For a small business, that's strong poison. Indeed, when Reinert called the office of U.S. Trade Representative Charlene Barshefsky to describe his plight, an official there expressed amazement. "[They] were very surprised I was still importing," recalls Reinert. "They thought the tariff would cut off the industry--shut it down. That was their intention. They wanted to kill that industry, whatever industry it is." That, naturally, would have meant killing Reinert's business as well.

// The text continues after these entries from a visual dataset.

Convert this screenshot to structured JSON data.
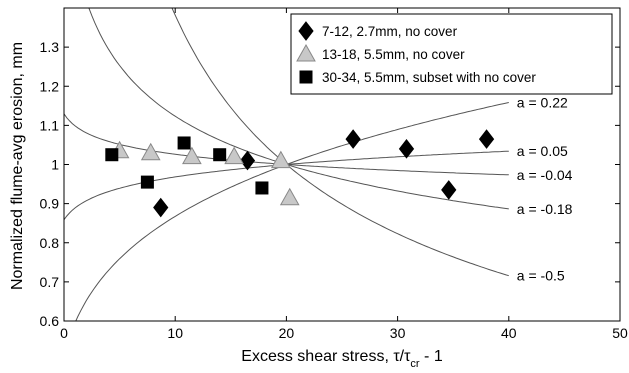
{
  "chart_data": {
    "type": "scatter",
    "xlabel": {
      "main": "Excess shear stress, ",
      "tau": "τ/τ",
      "sub": "cr",
      "tail": " - 1"
    },
    "ylabel": "Normalized flume-avg erosion, mm",
    "xlim": [
      0,
      50
    ],
    "ylim": [
      0.6,
      1.4
    ],
    "xticks": [
      "0",
      "10",
      "20",
      "30",
      "40",
      "50"
    ],
    "yticks": [
      "0.6",
      "0.7",
      "0.8",
      "0.9",
      "1",
      "1.1",
      "1.2",
      "1.3"
    ],
    "grid": false,
    "legend_position": "top-right",
    "series": [
      {
        "name": "7-12, 2.7mm, no cover",
        "marker": "diamond",
        "color": "#000000",
        "points": [
          [
            8.7,
            0.89
          ],
          [
            16.5,
            1.01
          ],
          [
            26,
            1.065
          ],
          [
            30.8,
            1.04
          ],
          [
            34.6,
            0.935
          ],
          [
            38,
            1.065
          ]
        ]
      },
      {
        "name": "13-18, 5.5mm, no cover",
        "marker": "triangle",
        "color": "#c8c8c8",
        "points": [
          [
            5,
            1.035
          ],
          [
            7.8,
            1.03
          ],
          [
            11.5,
            1.02
          ],
          [
            15.3,
            1.02
          ],
          [
            19.5,
            1.01
          ],
          [
            20.3,
            0.915
          ]
        ]
      },
      {
        "name": "30-34, 5.5mm, subset with no cover",
        "marker": "square",
        "color": "#000000",
        "points": [
          [
            4.3,
            1.025
          ],
          [
            7.5,
            0.955
          ],
          [
            10.8,
            1.055
          ],
          [
            14,
            1.025
          ],
          [
            17.8,
            0.94
          ]
        ]
      }
    ],
    "curves": [
      {
        "label": "a = 0.22",
        "a": 0.22
      },
      {
        "label": "a = 0.05",
        "a": 0.05
      },
      {
        "label": "a = -0.04",
        "a": -0.04
      },
      {
        "label": "a = -0.18",
        "a": -0.18
      },
      {
        "label": "a = -0.5",
        "a": -0.5
      }
    ]
  }
}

Reinert did have an option. He could have found a way around paying the tax. Except it would have been illegal. Sort of like people working off the books to avoid paying income tax on their earnings. That's what many small-business people in Reinert's position are doing--fudging their import records. It's polite language for falsifying government documents. Each distinct type of product imported into the U.S. is assigned an individual code number. The tariff is collected on the basis of the code numbers. Thus changing a single numeral in the code will convert a taxable product into one that is not subject to tax.

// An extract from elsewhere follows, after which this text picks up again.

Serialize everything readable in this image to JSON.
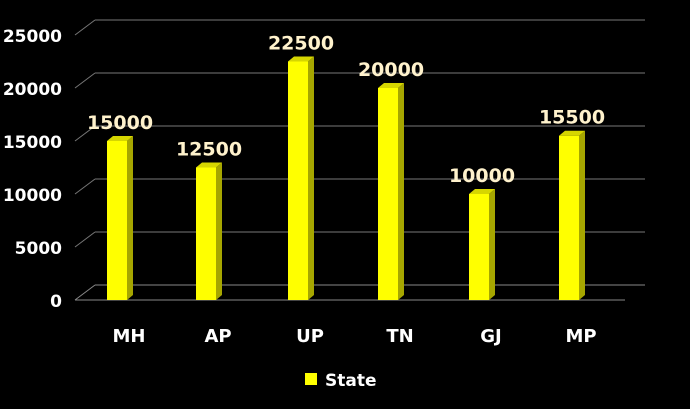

Are the people doing this comfortable with their deception, which an ambitious federal prosecutor could turn into a conviction accompanied by a large fine and prison sentence? Absolutely not. But it's a matter of survival. Further, they figure, if the U.S. government decides to take care of a multinational business whose owner, his family and his fellow executives contribute millions of dollars to political candidates and their parties--and to punish small businesses whose owners do not contribute--then why not cheat?

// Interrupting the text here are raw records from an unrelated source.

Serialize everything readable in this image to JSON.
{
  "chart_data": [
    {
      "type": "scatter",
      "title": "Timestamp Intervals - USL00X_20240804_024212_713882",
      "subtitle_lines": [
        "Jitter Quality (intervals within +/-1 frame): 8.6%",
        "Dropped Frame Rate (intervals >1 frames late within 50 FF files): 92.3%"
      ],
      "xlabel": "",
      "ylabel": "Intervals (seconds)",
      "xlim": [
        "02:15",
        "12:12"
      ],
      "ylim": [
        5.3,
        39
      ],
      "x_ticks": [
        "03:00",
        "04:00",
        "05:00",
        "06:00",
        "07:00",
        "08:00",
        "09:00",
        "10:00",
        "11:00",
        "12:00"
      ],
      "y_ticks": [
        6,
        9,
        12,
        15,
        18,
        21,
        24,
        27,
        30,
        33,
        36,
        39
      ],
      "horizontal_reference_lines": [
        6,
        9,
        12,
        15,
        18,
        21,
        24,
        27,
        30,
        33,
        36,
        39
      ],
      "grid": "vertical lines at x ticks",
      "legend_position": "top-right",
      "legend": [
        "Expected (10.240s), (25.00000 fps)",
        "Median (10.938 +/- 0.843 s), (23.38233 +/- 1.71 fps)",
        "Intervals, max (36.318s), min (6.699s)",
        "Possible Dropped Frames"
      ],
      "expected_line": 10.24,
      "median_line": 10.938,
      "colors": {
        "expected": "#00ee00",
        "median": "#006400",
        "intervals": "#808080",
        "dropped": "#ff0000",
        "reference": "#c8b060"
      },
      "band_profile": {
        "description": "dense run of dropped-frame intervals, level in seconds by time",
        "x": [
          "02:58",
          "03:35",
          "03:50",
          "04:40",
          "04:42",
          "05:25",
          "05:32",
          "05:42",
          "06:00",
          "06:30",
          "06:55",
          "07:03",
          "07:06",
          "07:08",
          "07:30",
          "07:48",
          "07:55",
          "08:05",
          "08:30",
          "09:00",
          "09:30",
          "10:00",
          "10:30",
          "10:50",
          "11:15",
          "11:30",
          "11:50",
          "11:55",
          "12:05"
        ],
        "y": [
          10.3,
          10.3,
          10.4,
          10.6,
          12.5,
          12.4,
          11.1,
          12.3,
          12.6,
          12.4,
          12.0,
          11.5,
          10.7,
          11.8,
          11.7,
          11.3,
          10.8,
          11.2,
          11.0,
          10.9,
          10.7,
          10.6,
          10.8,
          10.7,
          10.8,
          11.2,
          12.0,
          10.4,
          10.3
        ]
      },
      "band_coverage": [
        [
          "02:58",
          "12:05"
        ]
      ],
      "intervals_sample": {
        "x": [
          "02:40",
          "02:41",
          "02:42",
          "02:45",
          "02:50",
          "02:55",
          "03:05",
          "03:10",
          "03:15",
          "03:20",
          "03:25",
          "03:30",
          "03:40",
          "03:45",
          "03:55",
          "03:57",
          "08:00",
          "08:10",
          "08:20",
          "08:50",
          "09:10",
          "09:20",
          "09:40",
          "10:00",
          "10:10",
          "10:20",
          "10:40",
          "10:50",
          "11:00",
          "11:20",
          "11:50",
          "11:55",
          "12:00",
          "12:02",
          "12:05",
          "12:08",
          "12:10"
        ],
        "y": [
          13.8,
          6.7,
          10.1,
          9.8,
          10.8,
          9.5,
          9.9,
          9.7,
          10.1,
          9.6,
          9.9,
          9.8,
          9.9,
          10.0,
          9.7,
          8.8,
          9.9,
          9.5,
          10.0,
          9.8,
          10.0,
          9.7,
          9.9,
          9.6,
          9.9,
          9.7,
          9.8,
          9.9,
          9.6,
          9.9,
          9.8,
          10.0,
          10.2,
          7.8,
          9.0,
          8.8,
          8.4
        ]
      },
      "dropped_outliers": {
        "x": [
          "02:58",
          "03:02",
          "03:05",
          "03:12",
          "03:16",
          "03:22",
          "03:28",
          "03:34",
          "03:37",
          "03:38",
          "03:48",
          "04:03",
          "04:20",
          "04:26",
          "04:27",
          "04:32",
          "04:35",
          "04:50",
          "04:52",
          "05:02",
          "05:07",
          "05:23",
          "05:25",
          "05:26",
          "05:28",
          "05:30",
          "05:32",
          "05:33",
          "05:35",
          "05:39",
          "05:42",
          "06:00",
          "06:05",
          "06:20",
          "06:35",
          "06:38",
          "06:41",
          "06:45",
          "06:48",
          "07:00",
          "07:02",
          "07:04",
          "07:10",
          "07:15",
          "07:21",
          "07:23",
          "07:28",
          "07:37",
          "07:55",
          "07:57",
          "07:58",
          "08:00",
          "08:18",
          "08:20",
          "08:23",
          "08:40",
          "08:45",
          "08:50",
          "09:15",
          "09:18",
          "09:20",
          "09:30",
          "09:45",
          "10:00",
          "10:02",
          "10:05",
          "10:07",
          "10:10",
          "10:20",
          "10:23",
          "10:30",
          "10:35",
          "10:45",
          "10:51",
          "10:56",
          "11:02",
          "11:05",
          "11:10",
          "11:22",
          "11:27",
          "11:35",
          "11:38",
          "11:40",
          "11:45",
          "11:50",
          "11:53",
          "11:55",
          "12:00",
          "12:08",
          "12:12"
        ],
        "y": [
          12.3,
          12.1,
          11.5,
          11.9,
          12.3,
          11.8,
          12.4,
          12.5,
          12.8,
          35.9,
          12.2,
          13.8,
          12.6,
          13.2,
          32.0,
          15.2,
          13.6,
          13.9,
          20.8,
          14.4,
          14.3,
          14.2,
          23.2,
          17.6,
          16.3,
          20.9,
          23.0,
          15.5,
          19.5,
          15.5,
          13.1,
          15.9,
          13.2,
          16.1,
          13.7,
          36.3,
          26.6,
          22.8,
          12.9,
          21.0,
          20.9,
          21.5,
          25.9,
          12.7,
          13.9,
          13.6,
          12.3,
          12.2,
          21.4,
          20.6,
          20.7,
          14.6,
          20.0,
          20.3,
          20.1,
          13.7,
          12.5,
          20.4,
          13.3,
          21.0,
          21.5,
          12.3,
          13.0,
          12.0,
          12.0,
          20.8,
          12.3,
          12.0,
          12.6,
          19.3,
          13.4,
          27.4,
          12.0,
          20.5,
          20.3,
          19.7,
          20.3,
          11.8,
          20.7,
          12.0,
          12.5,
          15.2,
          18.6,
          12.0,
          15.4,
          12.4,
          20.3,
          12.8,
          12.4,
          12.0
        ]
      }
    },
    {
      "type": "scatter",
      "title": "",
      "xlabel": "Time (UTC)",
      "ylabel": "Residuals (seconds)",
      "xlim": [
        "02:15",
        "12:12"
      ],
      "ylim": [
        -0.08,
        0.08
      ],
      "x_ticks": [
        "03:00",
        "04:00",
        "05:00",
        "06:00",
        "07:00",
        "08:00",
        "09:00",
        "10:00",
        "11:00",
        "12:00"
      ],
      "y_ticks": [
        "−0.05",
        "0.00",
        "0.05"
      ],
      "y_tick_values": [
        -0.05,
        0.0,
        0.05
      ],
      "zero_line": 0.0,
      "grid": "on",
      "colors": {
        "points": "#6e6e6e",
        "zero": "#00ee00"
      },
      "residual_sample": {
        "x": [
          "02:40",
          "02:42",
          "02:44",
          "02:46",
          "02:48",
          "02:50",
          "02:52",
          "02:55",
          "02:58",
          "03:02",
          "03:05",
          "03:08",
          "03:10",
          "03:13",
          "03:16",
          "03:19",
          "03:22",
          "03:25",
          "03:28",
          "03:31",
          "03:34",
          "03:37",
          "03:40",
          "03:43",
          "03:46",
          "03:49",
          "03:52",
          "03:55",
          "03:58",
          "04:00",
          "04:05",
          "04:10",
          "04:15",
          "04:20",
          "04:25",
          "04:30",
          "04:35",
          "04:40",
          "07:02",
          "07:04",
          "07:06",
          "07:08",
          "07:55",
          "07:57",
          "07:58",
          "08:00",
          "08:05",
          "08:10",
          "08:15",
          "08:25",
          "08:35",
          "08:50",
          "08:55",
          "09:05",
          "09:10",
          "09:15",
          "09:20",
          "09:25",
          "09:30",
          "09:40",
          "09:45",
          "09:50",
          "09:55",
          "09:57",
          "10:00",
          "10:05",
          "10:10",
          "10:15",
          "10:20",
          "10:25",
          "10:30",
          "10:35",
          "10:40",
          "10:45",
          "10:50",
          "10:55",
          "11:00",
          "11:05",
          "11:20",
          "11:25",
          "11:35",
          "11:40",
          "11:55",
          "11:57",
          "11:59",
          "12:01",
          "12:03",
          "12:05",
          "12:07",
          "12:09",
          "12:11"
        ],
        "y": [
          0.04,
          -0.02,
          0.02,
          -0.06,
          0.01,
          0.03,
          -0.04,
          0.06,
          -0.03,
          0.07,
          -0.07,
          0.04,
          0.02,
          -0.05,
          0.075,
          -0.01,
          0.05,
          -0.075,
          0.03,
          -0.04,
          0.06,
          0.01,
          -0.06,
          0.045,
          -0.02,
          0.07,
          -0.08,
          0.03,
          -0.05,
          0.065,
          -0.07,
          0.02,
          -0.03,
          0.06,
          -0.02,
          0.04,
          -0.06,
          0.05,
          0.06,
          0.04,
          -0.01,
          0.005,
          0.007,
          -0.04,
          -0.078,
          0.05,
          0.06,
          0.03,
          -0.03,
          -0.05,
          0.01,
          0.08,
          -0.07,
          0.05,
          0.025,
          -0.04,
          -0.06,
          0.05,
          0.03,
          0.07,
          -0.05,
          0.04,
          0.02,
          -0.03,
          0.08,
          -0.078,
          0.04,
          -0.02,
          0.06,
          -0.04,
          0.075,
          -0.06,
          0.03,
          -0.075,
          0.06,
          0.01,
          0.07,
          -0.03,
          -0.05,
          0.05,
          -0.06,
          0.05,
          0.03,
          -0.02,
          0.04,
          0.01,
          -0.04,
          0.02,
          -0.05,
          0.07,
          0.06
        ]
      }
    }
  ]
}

At age 80, Lindner sits atop a corporate agglomeration that includes American Financial Group, Inc., an insurance business (annual revenue: $4 billion); Chiquita Brands International, Inc., the fruit-and-vegetable giant ($2.7 billion); and an array of other businesses, including Provident Financial Group, Inc., a bank holding company (assets: $8 billion); and American Heritage Homes, one of Florida's largest builders.

At American Heritage, Lindner has been a business partner since 1996 with the king of Democratic fund raisers, Terence McAuliffe, described by an admiring Vice President Al Gore as "the greatest fund raiser in the history of the universe." McAuliffe has raised tens of millions of dollars for the Democratic Party, for President Clinton's 1996 re-election campaign, for the President's legal-defense fund, for the President's library and for Hillary Clinton's New York Senate run.

Since 1990, political contributions of $1,000 or more by Lindner, members of his family, his companies and their executives have added up to well over $5 million. Most of the money has gone to the Republican Party and its candidates. But at strategic moments, Lindner has made hefty contributions to the Clinton Administration.